Disappearance of Flight 19 in the Bermuda Triangle

At 2:10 p.m. on December 5, 1945, five Avenger torpedo bombers roared off the runway of the Fort Lauderdale Naval Air Station. Flight instructor Lieutenant Charles G. Taylor was leading thirteen crewmen of Flight 19 on a routine navigational training exercise. But the course lay over an area bounded approximately by Bermuda, Florida and Puerto Rico, in what is now known as the Bermuda Triangle, where so many ships and aircraft have met mysterious fates.

Flight 19 began smoothly but at 3:40 p.m., an unsettling message from Taylor to another plane in his sqaudron was intercepted by Lieutant Robert Cox, who was airborne over Fort Lauderdale on another exercise. "What is your trouble?" Cox asked Taylor. "Both my compasses are out and I am trying to find Fort Lauderdale," Taylor replied. For the next fourty-five minutes, Cox tried to ascertain Taylor's position and direct him to land by orienting him toward the sun, but although it was a clear day, Taylor seemed unable to find it. Finally, Taylor's trasmission faded until it stopped. Then, inexplicably, Cox's radio went dead too. He returned to the field at Fort Lauderdale.

The ground station at Port Everglades had meanwhile established intermittent contact with the troubled Flight 19, confirming Cox's observations. Finally, at about a quarter past five, the ground station heard a forlorn message from Flight 19: "We'll fly west until we hit the beach or run out of gas."

The authorities at Fort Lauderdale ordered a search, and before long a Mariner flying boat was in the air with another thirteen crewmen. But the Mariner was not heard from again.
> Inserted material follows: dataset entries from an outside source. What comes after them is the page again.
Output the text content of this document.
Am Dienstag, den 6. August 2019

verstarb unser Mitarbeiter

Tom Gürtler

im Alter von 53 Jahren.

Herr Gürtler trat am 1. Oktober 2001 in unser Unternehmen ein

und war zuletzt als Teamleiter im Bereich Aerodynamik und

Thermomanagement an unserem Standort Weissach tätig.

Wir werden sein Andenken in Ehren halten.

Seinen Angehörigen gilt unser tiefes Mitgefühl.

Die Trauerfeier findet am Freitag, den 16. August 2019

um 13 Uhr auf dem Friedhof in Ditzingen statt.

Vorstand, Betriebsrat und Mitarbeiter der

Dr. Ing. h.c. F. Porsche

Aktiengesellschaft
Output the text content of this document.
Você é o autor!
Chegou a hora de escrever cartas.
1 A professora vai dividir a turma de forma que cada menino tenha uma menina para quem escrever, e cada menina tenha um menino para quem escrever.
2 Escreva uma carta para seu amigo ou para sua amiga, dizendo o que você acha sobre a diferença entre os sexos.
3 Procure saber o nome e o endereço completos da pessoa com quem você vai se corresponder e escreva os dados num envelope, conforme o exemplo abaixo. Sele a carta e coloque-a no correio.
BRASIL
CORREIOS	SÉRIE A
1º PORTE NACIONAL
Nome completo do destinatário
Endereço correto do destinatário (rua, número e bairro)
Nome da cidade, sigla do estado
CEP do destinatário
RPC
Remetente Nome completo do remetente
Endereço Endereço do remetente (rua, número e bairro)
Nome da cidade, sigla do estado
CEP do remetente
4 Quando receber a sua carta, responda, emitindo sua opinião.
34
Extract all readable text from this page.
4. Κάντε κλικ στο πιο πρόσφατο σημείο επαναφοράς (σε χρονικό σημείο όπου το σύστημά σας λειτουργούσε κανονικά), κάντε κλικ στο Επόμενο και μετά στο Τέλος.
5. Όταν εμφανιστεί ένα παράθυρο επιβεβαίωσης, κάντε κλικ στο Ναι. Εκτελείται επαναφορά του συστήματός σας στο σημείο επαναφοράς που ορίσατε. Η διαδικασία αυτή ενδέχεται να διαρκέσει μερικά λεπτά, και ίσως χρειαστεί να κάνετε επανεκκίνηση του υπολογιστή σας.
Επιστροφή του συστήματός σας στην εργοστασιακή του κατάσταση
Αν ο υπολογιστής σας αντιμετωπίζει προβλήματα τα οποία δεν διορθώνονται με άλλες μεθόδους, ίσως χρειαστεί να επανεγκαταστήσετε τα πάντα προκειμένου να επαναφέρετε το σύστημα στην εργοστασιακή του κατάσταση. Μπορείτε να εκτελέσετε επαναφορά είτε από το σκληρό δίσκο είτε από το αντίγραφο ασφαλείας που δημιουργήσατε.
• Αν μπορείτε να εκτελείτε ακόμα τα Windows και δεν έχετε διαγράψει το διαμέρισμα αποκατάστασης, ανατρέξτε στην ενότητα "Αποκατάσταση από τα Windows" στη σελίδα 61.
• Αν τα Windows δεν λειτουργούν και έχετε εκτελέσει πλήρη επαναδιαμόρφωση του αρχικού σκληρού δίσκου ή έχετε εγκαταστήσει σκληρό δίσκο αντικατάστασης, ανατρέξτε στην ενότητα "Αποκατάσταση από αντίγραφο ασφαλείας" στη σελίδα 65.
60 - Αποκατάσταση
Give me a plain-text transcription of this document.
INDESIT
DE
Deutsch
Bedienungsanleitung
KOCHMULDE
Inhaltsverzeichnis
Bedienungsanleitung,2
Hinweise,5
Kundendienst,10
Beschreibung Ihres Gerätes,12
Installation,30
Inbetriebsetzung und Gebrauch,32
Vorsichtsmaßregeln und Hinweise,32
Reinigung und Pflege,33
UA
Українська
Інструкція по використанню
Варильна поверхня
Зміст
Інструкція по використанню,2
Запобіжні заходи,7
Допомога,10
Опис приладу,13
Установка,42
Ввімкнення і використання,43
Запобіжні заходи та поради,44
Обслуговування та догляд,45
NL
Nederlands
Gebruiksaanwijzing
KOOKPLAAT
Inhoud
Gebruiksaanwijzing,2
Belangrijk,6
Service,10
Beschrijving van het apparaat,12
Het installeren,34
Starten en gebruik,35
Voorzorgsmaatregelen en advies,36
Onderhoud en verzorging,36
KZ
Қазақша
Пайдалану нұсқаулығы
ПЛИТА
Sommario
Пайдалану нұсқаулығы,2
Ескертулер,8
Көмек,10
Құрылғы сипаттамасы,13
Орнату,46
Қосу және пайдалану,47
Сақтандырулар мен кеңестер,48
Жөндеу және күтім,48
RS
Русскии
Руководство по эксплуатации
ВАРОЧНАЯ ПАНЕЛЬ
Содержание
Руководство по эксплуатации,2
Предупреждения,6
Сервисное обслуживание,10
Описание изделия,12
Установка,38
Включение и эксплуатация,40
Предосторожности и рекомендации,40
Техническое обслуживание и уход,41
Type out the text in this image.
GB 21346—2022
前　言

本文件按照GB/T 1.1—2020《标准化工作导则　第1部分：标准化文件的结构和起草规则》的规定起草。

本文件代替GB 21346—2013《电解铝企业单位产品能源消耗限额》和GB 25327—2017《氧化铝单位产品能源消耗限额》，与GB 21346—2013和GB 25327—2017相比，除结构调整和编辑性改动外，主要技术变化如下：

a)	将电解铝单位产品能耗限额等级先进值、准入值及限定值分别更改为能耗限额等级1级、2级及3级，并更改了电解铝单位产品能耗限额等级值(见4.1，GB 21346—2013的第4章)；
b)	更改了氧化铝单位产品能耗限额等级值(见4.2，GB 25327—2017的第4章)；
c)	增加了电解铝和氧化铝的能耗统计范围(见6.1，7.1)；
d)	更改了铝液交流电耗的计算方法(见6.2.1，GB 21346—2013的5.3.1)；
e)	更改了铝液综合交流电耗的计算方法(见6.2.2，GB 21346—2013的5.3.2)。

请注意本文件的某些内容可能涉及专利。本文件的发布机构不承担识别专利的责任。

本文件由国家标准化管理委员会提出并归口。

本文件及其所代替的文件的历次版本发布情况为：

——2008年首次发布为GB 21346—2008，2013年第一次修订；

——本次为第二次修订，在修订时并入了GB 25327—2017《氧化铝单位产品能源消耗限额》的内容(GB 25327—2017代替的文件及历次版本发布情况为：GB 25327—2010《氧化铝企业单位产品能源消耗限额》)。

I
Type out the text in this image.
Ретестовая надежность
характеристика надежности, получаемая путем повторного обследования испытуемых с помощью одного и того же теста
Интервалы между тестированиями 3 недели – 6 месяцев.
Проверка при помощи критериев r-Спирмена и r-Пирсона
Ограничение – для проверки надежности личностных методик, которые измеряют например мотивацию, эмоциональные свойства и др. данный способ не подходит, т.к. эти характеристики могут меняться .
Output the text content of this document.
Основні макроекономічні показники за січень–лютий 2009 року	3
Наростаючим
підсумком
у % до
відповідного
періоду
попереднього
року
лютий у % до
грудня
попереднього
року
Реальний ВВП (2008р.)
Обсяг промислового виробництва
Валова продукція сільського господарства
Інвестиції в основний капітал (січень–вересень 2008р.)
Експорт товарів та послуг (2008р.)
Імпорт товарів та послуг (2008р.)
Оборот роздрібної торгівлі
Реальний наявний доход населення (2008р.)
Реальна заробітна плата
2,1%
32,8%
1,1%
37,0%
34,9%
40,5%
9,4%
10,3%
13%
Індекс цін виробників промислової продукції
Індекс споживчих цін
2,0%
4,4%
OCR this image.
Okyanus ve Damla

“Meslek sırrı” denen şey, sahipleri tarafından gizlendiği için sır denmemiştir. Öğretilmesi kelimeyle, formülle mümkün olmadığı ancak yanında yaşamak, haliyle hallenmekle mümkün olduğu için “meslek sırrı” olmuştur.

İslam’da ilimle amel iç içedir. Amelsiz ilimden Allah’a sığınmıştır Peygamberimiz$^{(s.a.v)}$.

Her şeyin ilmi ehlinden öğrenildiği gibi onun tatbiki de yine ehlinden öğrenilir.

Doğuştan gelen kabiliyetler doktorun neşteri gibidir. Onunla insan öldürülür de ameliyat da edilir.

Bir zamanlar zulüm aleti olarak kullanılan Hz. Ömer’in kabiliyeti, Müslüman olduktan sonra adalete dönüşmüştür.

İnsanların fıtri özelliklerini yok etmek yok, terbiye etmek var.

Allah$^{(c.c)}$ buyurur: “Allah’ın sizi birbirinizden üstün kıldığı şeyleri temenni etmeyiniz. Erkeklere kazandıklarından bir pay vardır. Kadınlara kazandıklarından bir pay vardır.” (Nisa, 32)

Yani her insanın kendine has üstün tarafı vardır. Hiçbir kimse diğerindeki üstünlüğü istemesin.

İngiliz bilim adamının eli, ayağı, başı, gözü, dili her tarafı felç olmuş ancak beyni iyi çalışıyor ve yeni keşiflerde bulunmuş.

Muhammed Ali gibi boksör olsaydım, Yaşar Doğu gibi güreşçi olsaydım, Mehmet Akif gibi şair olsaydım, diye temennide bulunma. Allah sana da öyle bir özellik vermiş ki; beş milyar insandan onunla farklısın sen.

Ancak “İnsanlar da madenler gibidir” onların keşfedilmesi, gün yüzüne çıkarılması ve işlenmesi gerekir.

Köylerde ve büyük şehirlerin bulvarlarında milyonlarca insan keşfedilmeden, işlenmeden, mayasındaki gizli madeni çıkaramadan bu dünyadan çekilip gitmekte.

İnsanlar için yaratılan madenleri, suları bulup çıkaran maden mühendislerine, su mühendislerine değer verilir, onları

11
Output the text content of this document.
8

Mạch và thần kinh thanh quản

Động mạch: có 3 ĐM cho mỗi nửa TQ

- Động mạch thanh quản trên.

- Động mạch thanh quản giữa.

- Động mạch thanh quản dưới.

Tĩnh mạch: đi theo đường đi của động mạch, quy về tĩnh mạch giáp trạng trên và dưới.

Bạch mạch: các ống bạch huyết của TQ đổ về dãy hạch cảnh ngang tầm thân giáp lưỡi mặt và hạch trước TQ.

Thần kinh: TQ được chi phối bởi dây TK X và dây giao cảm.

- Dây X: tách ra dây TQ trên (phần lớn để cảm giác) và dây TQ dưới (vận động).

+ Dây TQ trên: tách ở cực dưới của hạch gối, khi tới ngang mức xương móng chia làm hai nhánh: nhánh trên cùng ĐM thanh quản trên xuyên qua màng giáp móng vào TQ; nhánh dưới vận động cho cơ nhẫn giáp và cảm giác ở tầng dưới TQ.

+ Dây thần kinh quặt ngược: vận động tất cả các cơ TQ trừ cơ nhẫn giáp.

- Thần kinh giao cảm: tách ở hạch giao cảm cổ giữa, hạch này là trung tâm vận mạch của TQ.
For the next five days, other search planes flew more than 930 sorties over the area but not a scrap of wreckage was recovered, from either the Avengers or the Mariner. Most analysts blame this and other disappearances that have occurred in the area on the normal hazards of the sea and air but students of the occult blame the disaster on the malevolent powers said to flourish in the Bermuda Triangle.